De Theologia Platonica: De immortalitate animorum (Latijn: 'Platonische theologie: over de onsterfelijkheid van de zielen') is het omvangrijke hoofdwerk in het oeuvre van de Italiaanse humanist, neoplatonist en esotericus Marsilio Ficino, waarin hij christelijke theologie poogde te verenigen met (neo)platonische filosofie. Ficino's doel van dit project was te zorgen voor een wederopleving van oude wijsheid, het propageren van een nieuwe spiritualiteit en (zodoende) zorgen voor de komst van een nieuwe gouden tijd met een nieuwe paus en keizer. Hiermee sloot hij enigszins aan bij milleniaristische tendensen. Hij publiceerde het boek in 1482, en hij slaagde in zijn opzet om (neo)platonische filosofie te verbreiden in Europa. Het boek droeg er wellicht ook toe bij dat de Kerk in 1512 de onsterfelijkheid van de ziel (een platonische leerstelling) tot dogma maakte.
Ficino werkte aan de achttien boeken van de Theologia Platonica tussen 1469 en 1473, waarna hij de tekst enkele jaren bijschaafde. Hij schreef het werk in een periode dat hij Plato's werk vertaalde en ingelezen was in diverse antieke bronnen, zoals het Corpus Hermeticum. Het was zijn overtuiging geworden dat verschillende wijsheden in diverse oude teksten uiteindelijk putten uit één bron. Tot de hierbij relevante autoriteiten rekende hij in chronologische volgorde: Zarathustra, Hermes Trismegistus, Orpheus, Aglaophemus, Pythagoras en uiteindelijk Plato, maar ook post-platonische bronnen nam hij in ogenschouw, zoals Augustinus en pseudo-Dionysius. Met het juiste interpretatiewerk viel in die bronnen één doorlopende theologische traditie te onderscheiden. Deze notie heet prisca theologia, een term die echter pas door Agostino Steuco werd ingevoerd. In het boek bouwde Ficino een systeem uit voor die theologische unificatie.
De kerngedachte hierbij was de onsterfelijkheid van de menselijke ziel en het willen beschrijven van het wezen (figura) van de mens, verbonden met de sterren en de kroon op de schepping. Dit maakte dat men onder andere gnostische tendensen in het boek kon lezen. Bij het nastreven van verlichting veronderstelde Ficino dat de mens als microkosmos onder andere de occulte krachten kon benutten van de sterren en planeten, de macrokosmos, maar ook de magische werking van letter- en cijfersymboliek en -mystiek. De Theologia Platonica geldt dan ook als een onorthodox werk.
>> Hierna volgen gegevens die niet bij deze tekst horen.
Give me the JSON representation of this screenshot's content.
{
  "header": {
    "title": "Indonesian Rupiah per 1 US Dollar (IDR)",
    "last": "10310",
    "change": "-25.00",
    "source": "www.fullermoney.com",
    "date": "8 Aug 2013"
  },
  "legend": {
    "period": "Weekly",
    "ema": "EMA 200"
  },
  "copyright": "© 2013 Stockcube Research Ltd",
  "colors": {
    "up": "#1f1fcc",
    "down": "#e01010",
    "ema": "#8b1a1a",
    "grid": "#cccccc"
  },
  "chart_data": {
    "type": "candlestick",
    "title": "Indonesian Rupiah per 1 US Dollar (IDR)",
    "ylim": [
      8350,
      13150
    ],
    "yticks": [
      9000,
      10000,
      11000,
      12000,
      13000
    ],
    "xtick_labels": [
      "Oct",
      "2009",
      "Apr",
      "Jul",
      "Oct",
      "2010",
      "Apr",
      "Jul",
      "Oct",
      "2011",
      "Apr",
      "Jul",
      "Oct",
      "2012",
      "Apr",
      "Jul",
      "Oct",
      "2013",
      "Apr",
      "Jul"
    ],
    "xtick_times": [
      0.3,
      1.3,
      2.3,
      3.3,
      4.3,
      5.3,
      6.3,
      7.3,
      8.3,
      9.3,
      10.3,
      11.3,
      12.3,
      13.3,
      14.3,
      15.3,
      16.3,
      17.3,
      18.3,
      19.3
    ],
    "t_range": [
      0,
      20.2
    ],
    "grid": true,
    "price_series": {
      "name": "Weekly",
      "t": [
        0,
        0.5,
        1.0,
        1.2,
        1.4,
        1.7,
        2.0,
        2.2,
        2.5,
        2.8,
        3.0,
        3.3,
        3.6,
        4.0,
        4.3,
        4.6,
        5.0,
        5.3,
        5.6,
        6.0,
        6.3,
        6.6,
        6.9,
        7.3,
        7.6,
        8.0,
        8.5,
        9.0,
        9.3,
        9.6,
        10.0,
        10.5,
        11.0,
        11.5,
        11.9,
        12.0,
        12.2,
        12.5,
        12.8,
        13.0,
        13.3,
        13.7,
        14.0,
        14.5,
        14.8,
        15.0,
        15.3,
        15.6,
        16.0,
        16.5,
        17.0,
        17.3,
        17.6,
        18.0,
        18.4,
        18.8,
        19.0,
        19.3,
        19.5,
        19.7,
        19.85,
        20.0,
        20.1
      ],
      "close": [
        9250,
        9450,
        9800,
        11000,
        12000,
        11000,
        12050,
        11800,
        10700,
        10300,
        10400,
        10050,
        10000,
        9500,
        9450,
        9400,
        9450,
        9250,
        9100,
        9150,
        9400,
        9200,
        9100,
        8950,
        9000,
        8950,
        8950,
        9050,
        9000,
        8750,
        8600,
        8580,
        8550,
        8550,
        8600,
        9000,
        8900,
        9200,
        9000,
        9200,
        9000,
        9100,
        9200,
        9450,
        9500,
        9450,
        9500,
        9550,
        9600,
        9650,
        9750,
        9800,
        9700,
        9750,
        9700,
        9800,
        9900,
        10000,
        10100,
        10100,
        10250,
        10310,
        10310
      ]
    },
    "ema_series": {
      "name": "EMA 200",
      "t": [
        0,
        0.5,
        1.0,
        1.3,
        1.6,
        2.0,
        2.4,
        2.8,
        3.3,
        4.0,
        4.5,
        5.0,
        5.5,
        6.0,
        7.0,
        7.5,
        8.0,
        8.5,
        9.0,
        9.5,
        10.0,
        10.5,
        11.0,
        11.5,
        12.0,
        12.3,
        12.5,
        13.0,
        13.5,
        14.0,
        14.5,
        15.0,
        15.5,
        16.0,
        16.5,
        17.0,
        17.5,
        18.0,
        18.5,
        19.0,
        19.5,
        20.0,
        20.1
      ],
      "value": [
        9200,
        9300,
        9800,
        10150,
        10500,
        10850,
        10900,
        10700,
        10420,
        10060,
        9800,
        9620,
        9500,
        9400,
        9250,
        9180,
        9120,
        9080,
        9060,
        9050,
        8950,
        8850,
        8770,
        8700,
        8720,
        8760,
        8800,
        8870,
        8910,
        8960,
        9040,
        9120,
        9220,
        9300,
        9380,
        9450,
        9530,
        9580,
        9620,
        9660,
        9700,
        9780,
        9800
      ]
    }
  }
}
Ficino vermeed scholastische termen maar baseerde de stijl van het boek op die van de Enneaden van de neoplatonist Plotinus. Hij gebruikte de asyndeton veel, wisselde lange stukken ingewikkelde argumentatie af met poëtische beeldentaal, en sprak de lezer nu en dan direct aan.
Na de afzonderlijke publicatie van de Theologia Platonica in 1482, werd het boek samen met een tweede druk van Ficino's integrale Plato-vertaling uitgegeven in 1491 te Venetië. Later, in 1561, 1576 en 1614, werd het uitgegeven als deel van Ficino's complete oeuvre onder de titel Opera omnia.